L’impegno per una progettazione sostenibile

I corsi di aggiornamento e specializzazione sono tanto più necessari in un’epoca di grandi cambiamenti come quella attuale, perché ai professionisti spetta la responsabilità di essere al corrente non solo delle normative, ma anche degli strumenti tecnologici e delle soluzioni pratiche atte a tradurle in progetto.

Il problema è: quali sono gli strumenti a disposizione del mondo professionale per stare al passo coi tempi?

Al proposito, a volte si riscontrano momenti di viscosità, su diversi fronti e per diversi motivi.

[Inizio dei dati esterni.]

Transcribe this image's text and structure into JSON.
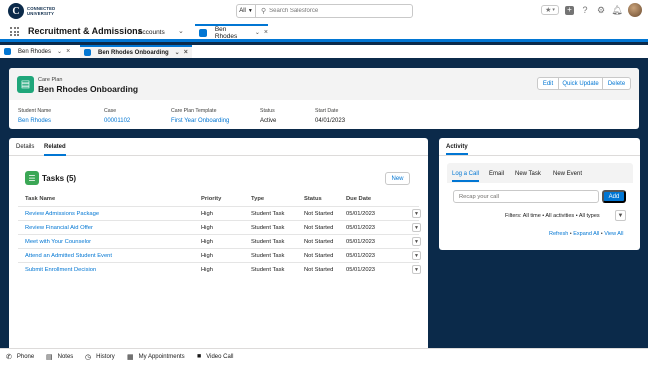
{
  "brand": {
    "logo_letter": "C",
    "name_line1": "CONNECTED",
    "name_line2": "UNIVERSITY"
  },
  "search": {
    "scope": "All",
    "placeholder": "Search Salesforce"
  },
  "app": {
    "name": "Recruitment & Admissions",
    "nav_item": "Accounts",
    "active_tab": "Ben Rhodes"
  },
  "subtabs": [
    {
      "label": "Ben Rhodes"
    },
    {
      "label": "Ben Rhodes Onboarding"
    }
  ],
  "record": {
    "type": "Care Plan",
    "name": "Ben Rhodes Onboarding",
    "buttons": {
      "edit": "Edit",
      "quick_update": "Quick Update",
      "delete": "Delete"
    },
    "fields": [
      {
        "label": "Student Name",
        "value": "Ben Rhodes"
      },
      {
        "label": "Case",
        "value": "00001102"
      },
      {
        "label": "Care Plan Template",
        "value": "First Year Onboarding"
      },
      {
        "label": "Status",
        "value": "Active"
      },
      {
        "label": "Start Date",
        "value": "04/01/2023"
      }
    ]
  },
  "main": {
    "tabs": [
      "Details",
      "Related"
    ],
    "tasks": {
      "title": "Tasks (5)",
      "new_button": "New",
      "columns": [
        "Task Name",
        "Priority",
        "Type",
        "Status",
        "Due Date"
      ],
      "rows": [
        {
          "name": "Review Admissions Package",
          "priority": "High",
          "type": "Student Task",
          "status": "Not Started",
          "due": "05/01/2023"
        },
        {
          "name": "Review Financial Aid Offer",
          "priority": "High",
          "type": "Student Task",
          "status": "Not Started",
          "due": "05/01/2023"
        },
        {
          "name": "Meet with Your Counselor",
          "priority": "High",
          "type": "Student Task",
          "status": "Not Started",
          "due": "05/01/2023"
        },
        {
          "name": "Attend an Admitted Student Event",
          "priority": "High",
          "type": "Student Task",
          "status": "Not Started",
          "due": "05/01/2023"
        },
        {
          "name": "Submit Enrollment Decision",
          "priority": "High",
          "type": "Student Task",
          "status": "Not Started",
          "due": "05/01/2023"
        }
      ]
    }
  },
  "activity": {
    "tab": "Activity",
    "subtabs": [
      "Log a Call",
      "Email",
      "New Task",
      "New Event"
    ],
    "recap_placeholder": "Recap your call",
    "add_button": "Add",
    "filters_text": "Filters: All time • All activities • All types",
    "refresh": "Refresh",
    "expand_all": "Expand All",
    "view_all": "View All",
    "separator": "•"
  },
  "footer": [
    "Phone",
    "Notes",
    "History",
    "My Appointments",
    "Video Call"
  ],
  "colors": {
    "brand_blue": "#0176d3",
    "navy": "#0b2a4a",
    "care_plan_green": "#1fa67a",
    "tasks_green": "#3ba755"
  }
}
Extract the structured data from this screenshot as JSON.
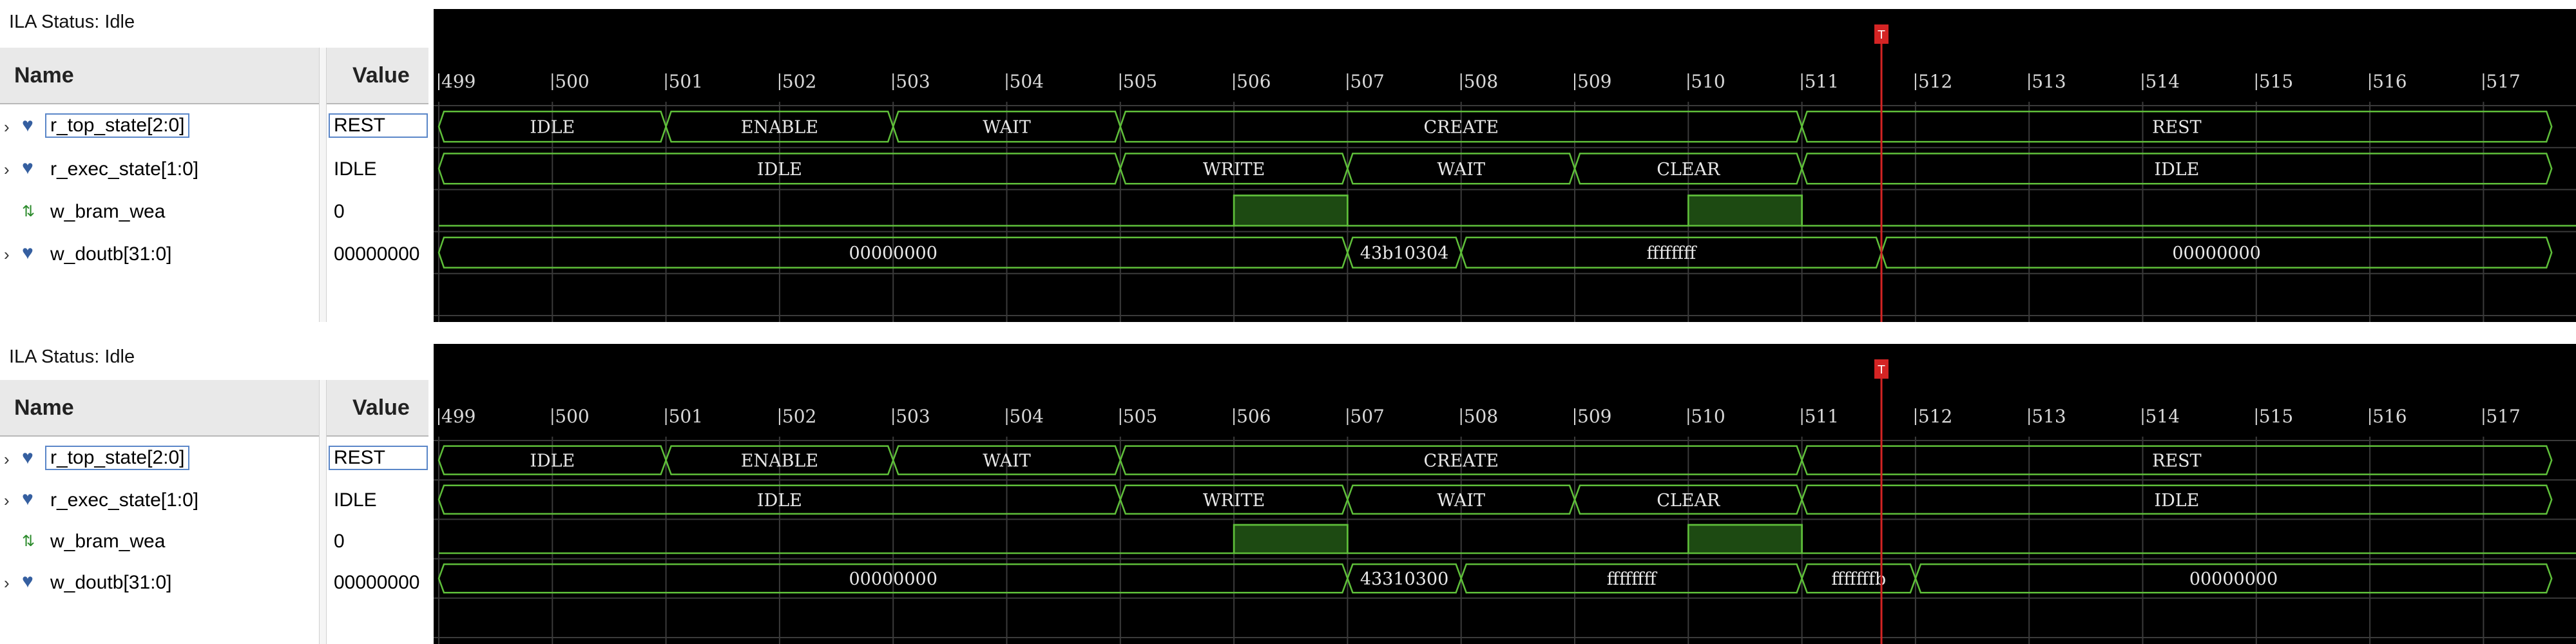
{
  "panels": [
    {
      "status": "ILA Status: Idle",
      "columns": {
        "name": "Name",
        "value": "Value"
      },
      "signals": [
        {
          "name": "r_top_state[2:0]",
          "value": "REST",
          "icon": "bus-icon",
          "expandable": true
        },
        {
          "name": "r_exec_state[1:0]",
          "value": "IDLE",
          "icon": "bus-icon",
          "expandable": true
        },
        {
          "name": "w_bram_wea",
          "value": "0",
          "icon": "bit-icon",
          "expandable": false
        },
        {
          "name": "w_doutb[31:0]",
          "value": "00000000",
          "icon": "bus-icon",
          "expandable": true
        }
      ],
      "ticks": [
        "499",
        "500",
        "501",
        "502",
        "503",
        "504",
        "505",
        "506",
        "507",
        "508",
        "509",
        "510",
        "511",
        "512",
        "513",
        "514",
        "515",
        "516",
        "517"
      ],
      "cursor": 511.7,
      "cursor_label": "T",
      "waves": [
        {
          "type": "bus",
          "segments": [
            {
              "from": 499,
              "to": 501,
              "label": "IDLE"
            },
            {
              "from": 501,
              "to": 503,
              "label": "ENABLE"
            },
            {
              "from": 503,
              "to": 505,
              "label": "WAIT"
            },
            {
              "from": 505,
              "to": 511,
              "label": "CREATE"
            },
            {
              "from": 511,
              "to": 517.6,
              "label": "REST"
            }
          ]
        },
        {
          "type": "bus",
          "segments": [
            {
              "from": 499,
              "to": 505,
              "label": "IDLE"
            },
            {
              "from": 505,
              "to": 507,
              "label": "WRITE"
            },
            {
              "from": 507,
              "to": 509,
              "label": "WAIT"
            },
            {
              "from": 509,
              "to": 511,
              "label": "CLEAR"
            },
            {
              "from": 511,
              "to": 517.6,
              "label": "IDLE"
            }
          ]
        },
        {
          "type": "bit",
          "high": [
            [
              506,
              507
            ],
            [
              510,
              511
            ]
          ]
        },
        {
          "type": "bus",
          "segments": [
            {
              "from": 499,
              "to": 507,
              "label": "00000000"
            },
            {
              "from": 507,
              "to": 508,
              "label": "43b10304"
            },
            {
              "from": 508,
              "to": 511.7,
              "label": "ffffffff"
            },
            {
              "from": 511.7,
              "to": 517.6,
              "label": "00000000"
            }
          ]
        }
      ]
    },
    {
      "status": "ILA Status: Idle",
      "columns": {
        "name": "Name",
        "value": "Value"
      },
      "signals": [
        {
          "name": "r_top_state[2:0]",
          "value": "REST",
          "icon": "bus-icon",
          "expandable": true
        },
        {
          "name": "r_exec_state[1:0]",
          "value": "IDLE",
          "icon": "bus-icon",
          "expandable": true
        },
        {
          "name": "w_bram_wea",
          "value": "0",
          "icon": "bit-icon",
          "expandable": false
        },
        {
          "name": "w_doutb[31:0]",
          "value": "00000000",
          "icon": "bus-icon",
          "expandable": true
        }
      ],
      "ticks": [
        "499",
        "500",
        "501",
        "502",
        "503",
        "504",
        "505",
        "506",
        "507",
        "508",
        "509",
        "510",
        "511",
        "512",
        "513",
        "514",
        "515",
        "516",
        "517"
      ],
      "cursor": 511.7,
      "cursor_label": "T",
      "waves": [
        {
          "type": "bus",
          "segments": [
            {
              "from": 499,
              "to": 501,
              "label": "IDLE"
            },
            {
              "from": 501,
              "to": 503,
              "label": "ENABLE"
            },
            {
              "from": 503,
              "to": 505,
              "label": "WAIT"
            },
            {
              "from": 505,
              "to": 511,
              "label": "CREATE"
            },
            {
              "from": 511,
              "to": 517.6,
              "label": "REST"
            }
          ]
        },
        {
          "type": "bus",
          "segments": [
            {
              "from": 499,
              "to": 505,
              "label": "IDLE"
            },
            {
              "from": 505,
              "to": 507,
              "label": "WRITE"
            },
            {
              "from": 507,
              "to": 509,
              "label": "WAIT"
            },
            {
              "from": 509,
              "to": 511,
              "label": "CLEAR"
            },
            {
              "from": 511,
              "to": 517.6,
              "label": "IDLE"
            }
          ]
        },
        {
          "type": "bit",
          "high": [
            [
              506,
              507
            ],
            [
              510,
              511
            ]
          ]
        },
        {
          "type": "bus",
          "segments": [
            {
              "from": 499,
              "to": 507,
              "label": "00000000"
            },
            {
              "from": 507,
              "to": 508,
              "label": "43310300"
            },
            {
              "from": 508,
              "to": 511,
              "label": "ffffffff"
            },
            {
              "from": 511,
              "to": 512,
              "label": "fffffffb"
            },
            {
              "from": 512,
              "to": 517.6,
              "label": "00000000"
            }
          ]
        }
      ]
    }
  ],
  "colors": {
    "wave_bg": "#000000",
    "wave_line": "#5fbf3a",
    "bit_fill": "#1d4a12",
    "grid": "#3a3a3a",
    "tick_text": "#d9d9d9",
    "label_text": "#e8e8e8",
    "cursor": "#d42424"
  }
}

Perché il mondo accademico non sempre è disposto a far proprie le soluzioni tecnologiche più avanzate, ai fini della formazione dei giovani.

E perché il sistema produttivo a sua volta, al di là di alcune lodevoli realtà regionali, non è in grado di seguire agevolmente e rapidamente l’evolversi della tecnologia.
 
Così ci si ritrova in una condizione generale nella quale la tendenza dominante va nel senso di riprodurre le condizioni che si sono radicate nel secondo dopoguerra in un mercato edilizio che mira in prevalenza a costruire a bassi costi secondo una filosofia che stabilisce un’equazione non tra qualità e profitto, bensì solo tra investimento e ritorno monetario: un tipo di approccio che grava su ogni passo del processo produttivo, dalla scelta del progettista a quella dei materiali.

Duole dirlo, ma in questo ci troviamo svantaggiati rispetto ad altri Paesi dove il rigore nelle procedure è stato invece da tempo assorbito come cultura generale e dà luogo a produzioni di maggiore qualità, pertanto facilmente certificabili e rispondenti alle normative europee in fatto di resa energetica.

Il difetto del mondo professionale italiano è di focalizzarsi forse eccessivamente sul tema del design: ha certamente in questo il proprio punto di forza, ma oggi occorre associare a questo anche la sensibilità e la competenza in campo tecnologico e ambientale.

Il Consiglio Nazionale Architetti PPC, cosciente di queste diffuse problematiche, promuove tutte quelle iniziative che sono volte a innalzare il livello qualitativo della progettazione: tra queste desidero menzionare il recentemente istituito “Premio Nazionale Raffaele Sirica – Sicurezza dell’Abitare”, col quale riaffermiamo la volontà di portare avanti l’impegno del compianto Presidente CNAPPC Raffaele Sirica a favore della Democrazia Urbana.

Altrettanto importante è l’impegno che abbiamo assunto a favore di una radicale trasformazione del parco edilizio esistente, al fine di renderlo rispondente ai criteri di risparmio energetico, tra l’altro promuovendo la politica della rottamazione dei fabbricati che sono obsoleti o semplicemente mal concepiti.

Siamo coscienti che realizzare gli obiettivi di una progettazione sostenibile sotto il profilo ambientale e fondata sul risparmio energetico, sia anche la chiave per risolvere con successo i problemi legati al paesaggio urbano, individuando un più giusto equilibrio tra natura e edificato.

Di qui il nostro desiderio che tutte le iniziative che si muovono in tal senso abbiano il migliore successo.